Massini estimates the fossils are between 140 and 160 million years old, placing most of them in the Jurassic and very early Cretaceous periods. According to the Argentinian website Agencia CTyS, the fossils include strikingly intact remains of early nematodes and insects.

The fossilized compound eye of a 140 million-year-old fly larva.

CTyS

The above fossilized eye was found in a section of the Patagonian highlands called La Bajada or “The Descent,” which is one of several areas thought to have particularly high concentrations of fossils.

Map of the new discovery sites, with hot spring fossil deposits marked in red. 

CTyS

According to Massini, many of the fossils were exposed when erosion gradually wore away soil, allowing the paleontologists to see how things would have looked in the Jurassic period.

“You can see the landscape as it appeared in the Jurassic—how thermal waters, lakes and streams as well as plants and other parts of the ecosystem were distributed,” Massini said.

Many of the fossils were remarkably preserved, like the nematodes below. Ignacio Escapa of the Egidio Feruglio Paleontology Museum told AFP that the team had found “a wide range of micro and macro-organisms,” which means the nematodes may only be the tip of the ancient-dead-thing iceberg.

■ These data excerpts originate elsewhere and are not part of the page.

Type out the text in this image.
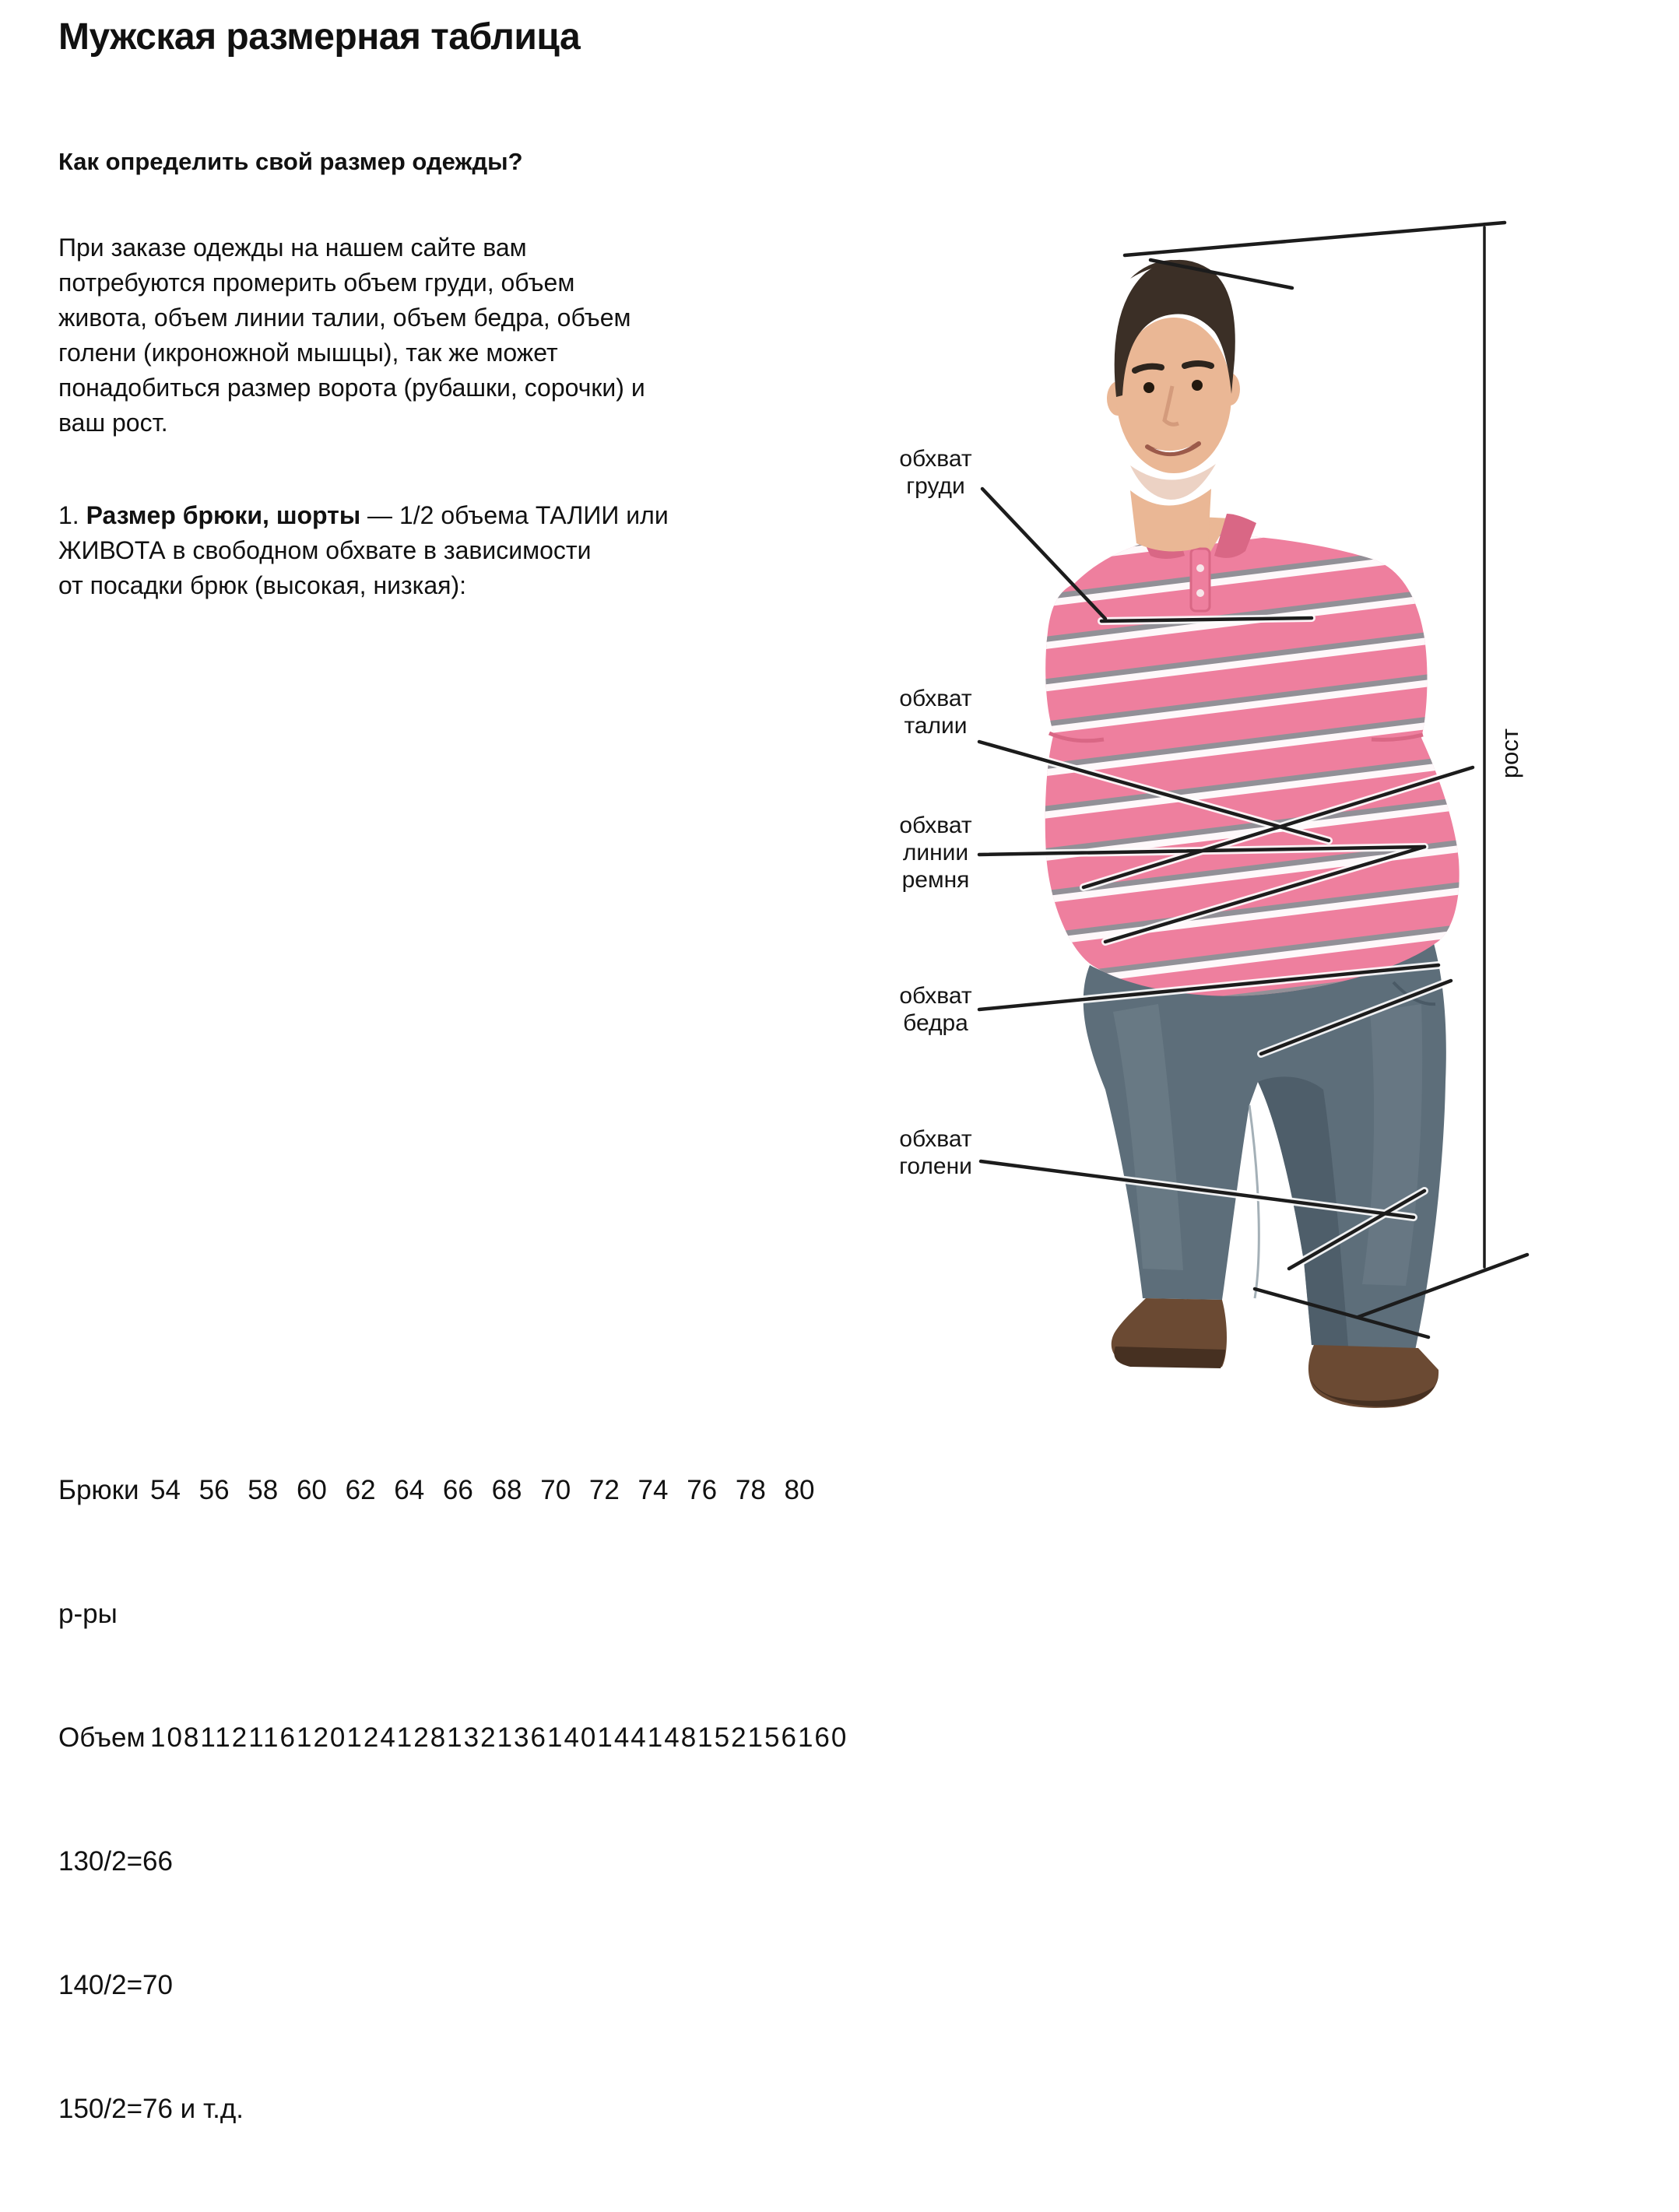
Мужская размерная таблица
Как определить свой размер одежды?
При заказе одежды на нашем сайте вам
потребуются промерить объем груди, объем
живота, объем линии талии, объем бедра, объем
голени (икроножной мышцы), так же может
понадобиться размер ворота (рубашки, сорочки) и
ваш рост.
1. Размер брюки, шорты — 1/2 объема ТАЛИИ или
ЖИВОТА в свободном обхвате в зависимости
от посадки брюк (высокая, низкая):
обхват
груди
обхват
талии
обхват
линии
ремня
обхват
бедра
обхват
голени
рост

Брюки 54 56 58 60 62 64 66 68 70 72 74 76 78 80

р-ры

Объем 108112116120124128132136140144148152156160

130/2=66

140/2=70

150/2=76 и т.д.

Preserved micro-organisms could help researchers understand more of the evolutionary tree. 

CTyS

Massini thinks some were preserved in less than a day, making each rock full of possibility for a new discovery. “You can see how fungi, cyanobacteria and worms moved when they were alive,” he said. Massini told CTyS that the site will be studied by researchers for decades, like the Rhynie Chert site in Scotland, where similarly unique circumstances resulted in unusually well-preserved fossils. But Massini said the slow erosion in the Deseado Massif mountain range could produce even more exquisitely preserved fossils than Rhynie Chert, which was first discovered in 1910 and is still being studied.

It took four years, but this is definitely a case of “better late than never” — in the grand scheme of things, waiting four years to announce a discovery that may mean scientific progress for the next century doesn’t seem that bad.